The greatest exposure to high prices is in the upper Northeast, Ewing said, and the push is to get infrastructure in place to deliver more gas to the area. DTE, with subsidiary MichCon, is part of a project to send western Canadian gas East from a border connection near Buffalo, NY through Empire Pipeline, to be connected with Phase I of the long-stalled Millennium project, which will carry gas to just outside New York City. There it will connect with Tennessee, Algonquin and Iroquois to deliver gas to New England.

Other sponsors of the project include NiSource and KeySpan. Anchor customers are Columbia Gas, KeySpan and Consolidated Edison. If all goes as planned, an extra 500 MMcf/d could be delivered into the northeastern market by next winter -- but not this winter (see NGI, Aug. 8 and Oct. 17).

For now, AGA members are pushing conservation and alternative energy such as clean coal, biomass and nuclear energy, to take some of the heat off natural gas. That and increased supply and more market area storage to act as a shock absorber for peak demand should alleviate the volatility and higher prices created by the tight supply/demand ratio.

Local distribution companies also are partnering with local social service organizations to gain help for the needy this winter.
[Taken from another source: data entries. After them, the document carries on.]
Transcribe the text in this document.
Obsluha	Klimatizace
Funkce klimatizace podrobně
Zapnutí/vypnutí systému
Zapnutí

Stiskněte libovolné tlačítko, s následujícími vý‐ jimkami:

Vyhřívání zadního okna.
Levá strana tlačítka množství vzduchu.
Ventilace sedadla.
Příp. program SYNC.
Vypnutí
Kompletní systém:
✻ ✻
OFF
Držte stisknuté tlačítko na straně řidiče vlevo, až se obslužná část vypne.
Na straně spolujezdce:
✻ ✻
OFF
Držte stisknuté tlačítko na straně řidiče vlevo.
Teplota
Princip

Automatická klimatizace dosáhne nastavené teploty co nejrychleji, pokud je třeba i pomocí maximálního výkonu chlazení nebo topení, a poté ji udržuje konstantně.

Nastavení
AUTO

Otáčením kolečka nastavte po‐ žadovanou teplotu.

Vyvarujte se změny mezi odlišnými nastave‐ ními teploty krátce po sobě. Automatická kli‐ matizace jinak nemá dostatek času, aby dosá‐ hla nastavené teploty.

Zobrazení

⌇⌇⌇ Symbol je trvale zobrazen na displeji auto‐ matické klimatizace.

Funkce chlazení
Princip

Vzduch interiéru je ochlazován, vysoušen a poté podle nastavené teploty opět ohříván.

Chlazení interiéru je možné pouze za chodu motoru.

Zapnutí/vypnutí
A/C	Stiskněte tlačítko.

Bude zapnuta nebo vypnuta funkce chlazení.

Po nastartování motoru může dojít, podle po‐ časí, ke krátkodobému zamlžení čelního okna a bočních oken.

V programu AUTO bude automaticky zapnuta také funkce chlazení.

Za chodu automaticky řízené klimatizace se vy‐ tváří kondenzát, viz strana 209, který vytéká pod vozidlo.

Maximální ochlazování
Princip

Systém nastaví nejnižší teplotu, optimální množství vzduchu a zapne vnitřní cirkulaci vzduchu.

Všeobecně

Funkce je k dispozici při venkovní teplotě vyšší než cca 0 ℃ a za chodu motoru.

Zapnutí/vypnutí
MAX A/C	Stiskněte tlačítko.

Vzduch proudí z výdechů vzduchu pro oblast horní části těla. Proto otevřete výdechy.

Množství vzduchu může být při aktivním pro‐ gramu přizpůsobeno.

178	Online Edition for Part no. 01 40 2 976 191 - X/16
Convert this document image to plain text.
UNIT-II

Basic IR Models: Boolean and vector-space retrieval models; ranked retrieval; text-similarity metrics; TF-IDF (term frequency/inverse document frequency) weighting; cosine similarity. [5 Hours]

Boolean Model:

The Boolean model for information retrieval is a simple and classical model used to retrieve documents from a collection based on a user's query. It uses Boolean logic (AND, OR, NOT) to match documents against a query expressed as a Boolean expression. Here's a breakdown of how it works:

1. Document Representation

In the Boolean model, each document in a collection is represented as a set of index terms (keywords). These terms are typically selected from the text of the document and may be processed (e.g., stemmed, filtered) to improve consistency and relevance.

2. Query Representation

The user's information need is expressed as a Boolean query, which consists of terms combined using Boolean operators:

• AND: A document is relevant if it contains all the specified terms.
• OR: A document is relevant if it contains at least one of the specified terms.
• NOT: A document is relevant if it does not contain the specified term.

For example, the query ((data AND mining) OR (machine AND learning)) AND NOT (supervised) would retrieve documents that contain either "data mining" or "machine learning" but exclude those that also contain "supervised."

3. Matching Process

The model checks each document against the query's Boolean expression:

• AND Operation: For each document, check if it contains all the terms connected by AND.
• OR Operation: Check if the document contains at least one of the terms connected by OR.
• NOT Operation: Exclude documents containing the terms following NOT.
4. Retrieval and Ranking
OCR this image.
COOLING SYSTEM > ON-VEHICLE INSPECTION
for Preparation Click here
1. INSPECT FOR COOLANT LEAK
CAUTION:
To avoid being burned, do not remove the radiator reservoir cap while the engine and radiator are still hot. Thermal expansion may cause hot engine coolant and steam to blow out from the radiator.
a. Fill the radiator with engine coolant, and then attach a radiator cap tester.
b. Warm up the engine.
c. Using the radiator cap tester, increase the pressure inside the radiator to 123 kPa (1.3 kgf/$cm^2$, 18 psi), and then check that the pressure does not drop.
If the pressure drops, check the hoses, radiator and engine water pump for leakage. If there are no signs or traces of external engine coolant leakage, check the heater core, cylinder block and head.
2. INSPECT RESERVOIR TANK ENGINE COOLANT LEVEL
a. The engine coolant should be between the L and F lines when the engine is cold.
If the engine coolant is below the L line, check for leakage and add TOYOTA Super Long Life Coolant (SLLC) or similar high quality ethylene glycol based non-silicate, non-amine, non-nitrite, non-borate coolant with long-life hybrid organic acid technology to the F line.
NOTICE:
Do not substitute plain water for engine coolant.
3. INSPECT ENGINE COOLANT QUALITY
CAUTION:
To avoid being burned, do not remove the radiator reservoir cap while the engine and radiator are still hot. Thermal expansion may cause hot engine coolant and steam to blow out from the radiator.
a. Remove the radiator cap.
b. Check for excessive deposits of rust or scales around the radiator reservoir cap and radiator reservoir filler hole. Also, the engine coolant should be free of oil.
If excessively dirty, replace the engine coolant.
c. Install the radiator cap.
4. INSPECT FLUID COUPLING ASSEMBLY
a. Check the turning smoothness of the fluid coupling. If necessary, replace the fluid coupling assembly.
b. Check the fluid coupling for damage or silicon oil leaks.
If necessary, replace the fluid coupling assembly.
On the issue of the richer gas stream coming from some LNG imports, AGA would like to see the Federal Energy Regulatory Commission issue a rulemaking for pipelines to come in with standards on a case by case basis, since all LNG is not alike and all pipeline quality is not the same. The LDC organization also is hoping to see some new regulatory approaches such as decoupling volumetric rates from rate of return, Ewing said.